3.1 Acumulação de capital e financeirização da economia-mundo

Não há nada permanente, a não ser a mudança. (Heráclito)

A vertente contemporânea do capitalismo enquanto sistema econômico se caracteriza pela rápida introdução de novas formas de produção, cuja herança remonta à época da Revolução Industrial Inglesa ocorrida no século XVIII. Em perspectiva histórica, costuma-se identificar três “Revoluções Industriais” (REZENDE, 2007).

A primeira se restringe à Inglaterra e é caracterizada pela acumulação primitiva de capitais, fruto das sucessivas inovações técnicas principalmente nos setores têxtil, minerador de carvão e siderúrgico, assim incitando as bases de criação do sistema capitalista.

O que se convencionou chamar de Segunda Revolução Industrial (segunda metade do século XIX) envolveu diversos países, dentre eles Estados Unidos, Japão, França e Alemanha. Nesta fase, a concentração intensiva de capital foi decorrência dos avanços em termos da introdução de linhas de produção e da revolução energética, alinhadas à aparição das idéias imperialistas e monopolistas de expansão da economia- mundo embrionária, na qual já era possível identificar países centrais e periféricos.

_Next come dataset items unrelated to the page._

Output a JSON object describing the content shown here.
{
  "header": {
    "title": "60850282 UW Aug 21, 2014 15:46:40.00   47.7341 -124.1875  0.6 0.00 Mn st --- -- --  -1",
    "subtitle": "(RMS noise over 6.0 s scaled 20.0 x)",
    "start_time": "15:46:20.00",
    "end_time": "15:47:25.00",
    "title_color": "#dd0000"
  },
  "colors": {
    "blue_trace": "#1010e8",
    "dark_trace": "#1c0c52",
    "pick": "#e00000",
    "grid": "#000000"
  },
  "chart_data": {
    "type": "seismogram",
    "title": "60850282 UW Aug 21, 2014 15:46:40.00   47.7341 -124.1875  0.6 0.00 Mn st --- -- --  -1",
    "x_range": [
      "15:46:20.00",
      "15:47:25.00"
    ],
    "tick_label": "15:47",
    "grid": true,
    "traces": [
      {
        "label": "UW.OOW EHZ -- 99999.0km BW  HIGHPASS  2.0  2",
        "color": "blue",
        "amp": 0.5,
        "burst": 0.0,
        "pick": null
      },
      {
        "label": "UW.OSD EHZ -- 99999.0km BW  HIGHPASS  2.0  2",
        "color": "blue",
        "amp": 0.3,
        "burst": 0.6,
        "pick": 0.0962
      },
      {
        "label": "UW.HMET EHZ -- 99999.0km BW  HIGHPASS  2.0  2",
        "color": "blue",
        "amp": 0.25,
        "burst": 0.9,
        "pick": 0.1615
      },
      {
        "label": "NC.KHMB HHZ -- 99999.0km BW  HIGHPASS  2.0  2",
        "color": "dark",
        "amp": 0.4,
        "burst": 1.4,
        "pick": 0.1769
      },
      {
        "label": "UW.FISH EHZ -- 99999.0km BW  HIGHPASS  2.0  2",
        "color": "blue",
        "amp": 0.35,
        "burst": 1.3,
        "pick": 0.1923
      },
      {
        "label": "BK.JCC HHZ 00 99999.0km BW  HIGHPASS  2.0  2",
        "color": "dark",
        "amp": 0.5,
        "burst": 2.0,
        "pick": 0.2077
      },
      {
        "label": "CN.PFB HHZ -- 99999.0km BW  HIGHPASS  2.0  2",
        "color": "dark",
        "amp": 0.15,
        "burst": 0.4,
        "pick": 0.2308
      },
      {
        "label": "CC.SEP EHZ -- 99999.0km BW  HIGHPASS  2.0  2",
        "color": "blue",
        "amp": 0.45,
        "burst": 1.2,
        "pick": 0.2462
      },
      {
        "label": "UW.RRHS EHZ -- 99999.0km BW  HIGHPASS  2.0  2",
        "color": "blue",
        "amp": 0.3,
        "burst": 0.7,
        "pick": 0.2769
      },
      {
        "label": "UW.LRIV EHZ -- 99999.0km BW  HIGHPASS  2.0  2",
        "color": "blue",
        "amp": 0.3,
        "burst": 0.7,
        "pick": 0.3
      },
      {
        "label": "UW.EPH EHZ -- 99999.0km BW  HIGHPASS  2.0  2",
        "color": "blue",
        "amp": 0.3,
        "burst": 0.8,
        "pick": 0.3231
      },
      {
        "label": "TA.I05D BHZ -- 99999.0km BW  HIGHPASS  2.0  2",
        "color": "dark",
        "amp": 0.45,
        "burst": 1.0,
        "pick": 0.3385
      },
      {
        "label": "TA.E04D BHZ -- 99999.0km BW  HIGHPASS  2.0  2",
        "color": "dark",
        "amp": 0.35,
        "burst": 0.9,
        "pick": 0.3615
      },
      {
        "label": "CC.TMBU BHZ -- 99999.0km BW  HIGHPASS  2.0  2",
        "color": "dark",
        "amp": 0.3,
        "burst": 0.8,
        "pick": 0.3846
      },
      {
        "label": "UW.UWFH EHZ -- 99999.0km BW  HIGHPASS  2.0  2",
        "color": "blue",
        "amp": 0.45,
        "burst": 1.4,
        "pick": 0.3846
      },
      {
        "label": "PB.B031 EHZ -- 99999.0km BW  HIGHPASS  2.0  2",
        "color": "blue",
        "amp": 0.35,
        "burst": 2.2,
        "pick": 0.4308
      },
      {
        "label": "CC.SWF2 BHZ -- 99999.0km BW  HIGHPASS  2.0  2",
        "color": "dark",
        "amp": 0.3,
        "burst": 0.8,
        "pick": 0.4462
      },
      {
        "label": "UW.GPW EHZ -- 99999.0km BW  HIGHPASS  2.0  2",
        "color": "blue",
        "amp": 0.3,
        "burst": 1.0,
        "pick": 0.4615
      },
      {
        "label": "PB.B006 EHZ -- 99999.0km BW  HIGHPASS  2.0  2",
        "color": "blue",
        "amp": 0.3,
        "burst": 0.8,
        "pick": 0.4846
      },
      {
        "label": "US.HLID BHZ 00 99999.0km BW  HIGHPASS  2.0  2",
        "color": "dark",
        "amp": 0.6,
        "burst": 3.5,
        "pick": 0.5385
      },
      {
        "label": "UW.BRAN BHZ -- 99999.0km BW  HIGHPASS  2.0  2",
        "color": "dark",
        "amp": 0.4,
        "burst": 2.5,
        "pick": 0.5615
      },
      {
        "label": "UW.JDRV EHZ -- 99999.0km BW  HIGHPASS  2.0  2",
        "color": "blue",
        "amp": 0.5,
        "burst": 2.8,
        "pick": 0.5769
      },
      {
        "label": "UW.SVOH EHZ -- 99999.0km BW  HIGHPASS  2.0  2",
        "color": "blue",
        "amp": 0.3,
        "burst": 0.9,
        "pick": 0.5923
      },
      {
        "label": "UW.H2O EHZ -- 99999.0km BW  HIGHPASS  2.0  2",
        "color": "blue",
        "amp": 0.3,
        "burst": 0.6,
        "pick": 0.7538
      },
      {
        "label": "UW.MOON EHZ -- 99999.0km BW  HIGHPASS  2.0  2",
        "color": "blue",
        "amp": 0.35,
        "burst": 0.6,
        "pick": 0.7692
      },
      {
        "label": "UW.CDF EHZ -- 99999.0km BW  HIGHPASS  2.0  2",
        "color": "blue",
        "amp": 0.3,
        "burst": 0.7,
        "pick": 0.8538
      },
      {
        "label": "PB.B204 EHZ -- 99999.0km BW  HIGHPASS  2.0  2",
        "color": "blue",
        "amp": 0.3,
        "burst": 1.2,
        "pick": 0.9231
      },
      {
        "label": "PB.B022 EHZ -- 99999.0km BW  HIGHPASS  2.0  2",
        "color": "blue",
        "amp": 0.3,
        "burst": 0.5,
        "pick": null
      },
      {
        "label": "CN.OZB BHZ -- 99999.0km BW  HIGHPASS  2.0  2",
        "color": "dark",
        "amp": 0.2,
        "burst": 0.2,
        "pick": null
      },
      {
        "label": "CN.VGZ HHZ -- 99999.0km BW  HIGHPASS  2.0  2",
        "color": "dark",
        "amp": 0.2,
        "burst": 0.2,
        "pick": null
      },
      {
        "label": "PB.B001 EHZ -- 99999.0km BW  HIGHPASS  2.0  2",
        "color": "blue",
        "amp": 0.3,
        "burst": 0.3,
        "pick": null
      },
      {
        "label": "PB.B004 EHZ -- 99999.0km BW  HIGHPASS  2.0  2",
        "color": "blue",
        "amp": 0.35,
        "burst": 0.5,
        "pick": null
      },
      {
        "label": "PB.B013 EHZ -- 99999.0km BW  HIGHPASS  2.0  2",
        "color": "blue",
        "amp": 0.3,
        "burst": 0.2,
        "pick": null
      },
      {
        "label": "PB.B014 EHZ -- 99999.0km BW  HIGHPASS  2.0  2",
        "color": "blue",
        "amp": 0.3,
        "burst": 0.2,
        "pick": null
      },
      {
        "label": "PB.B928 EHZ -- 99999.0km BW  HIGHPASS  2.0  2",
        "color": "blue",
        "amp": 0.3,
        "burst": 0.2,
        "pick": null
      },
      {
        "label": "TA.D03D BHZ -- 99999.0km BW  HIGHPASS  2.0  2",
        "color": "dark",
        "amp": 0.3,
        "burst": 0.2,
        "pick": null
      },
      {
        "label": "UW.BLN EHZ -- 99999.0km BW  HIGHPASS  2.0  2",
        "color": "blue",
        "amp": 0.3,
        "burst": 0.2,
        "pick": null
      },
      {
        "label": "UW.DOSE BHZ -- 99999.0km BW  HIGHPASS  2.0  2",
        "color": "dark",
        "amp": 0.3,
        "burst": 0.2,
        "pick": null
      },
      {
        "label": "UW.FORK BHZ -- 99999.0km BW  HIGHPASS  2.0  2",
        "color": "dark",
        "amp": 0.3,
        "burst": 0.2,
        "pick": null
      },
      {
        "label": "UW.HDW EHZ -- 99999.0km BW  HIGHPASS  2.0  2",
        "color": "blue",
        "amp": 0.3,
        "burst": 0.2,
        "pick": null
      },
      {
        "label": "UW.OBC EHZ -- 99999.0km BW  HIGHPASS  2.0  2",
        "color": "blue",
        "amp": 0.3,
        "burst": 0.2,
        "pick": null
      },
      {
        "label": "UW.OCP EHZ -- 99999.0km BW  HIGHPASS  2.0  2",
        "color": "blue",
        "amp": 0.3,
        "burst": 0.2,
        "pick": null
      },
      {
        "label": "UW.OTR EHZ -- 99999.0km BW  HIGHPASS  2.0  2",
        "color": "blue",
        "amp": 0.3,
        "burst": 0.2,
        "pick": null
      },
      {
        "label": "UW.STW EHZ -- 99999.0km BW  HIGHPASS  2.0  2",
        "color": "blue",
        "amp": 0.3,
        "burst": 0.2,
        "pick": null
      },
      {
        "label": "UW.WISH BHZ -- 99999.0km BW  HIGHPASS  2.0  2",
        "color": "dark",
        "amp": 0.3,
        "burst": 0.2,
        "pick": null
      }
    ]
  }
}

Por fim, a Terceira Revolução Industrial teve início na segunda metade da década de 1950 e costuma-se identificá-la como a época em que se difundiram os processos produtivos automatizados, haja vista as inovações da informática e da robótica. Surgia, inevitavelmente, o caminho para a internacionalização do capital e a supressão das fronteiras entre países (REZENDE FILHO, 2007).

O sucesso alcançado pela experiência da acumulação de capital, da utilização intensiva de tecnologia na produção em larga escala e da perspectiva de obtenção de lucros até então inimagináveis povoou o pensamento dos novos industriais, ávidos pela multiplicação de seus patrimônios.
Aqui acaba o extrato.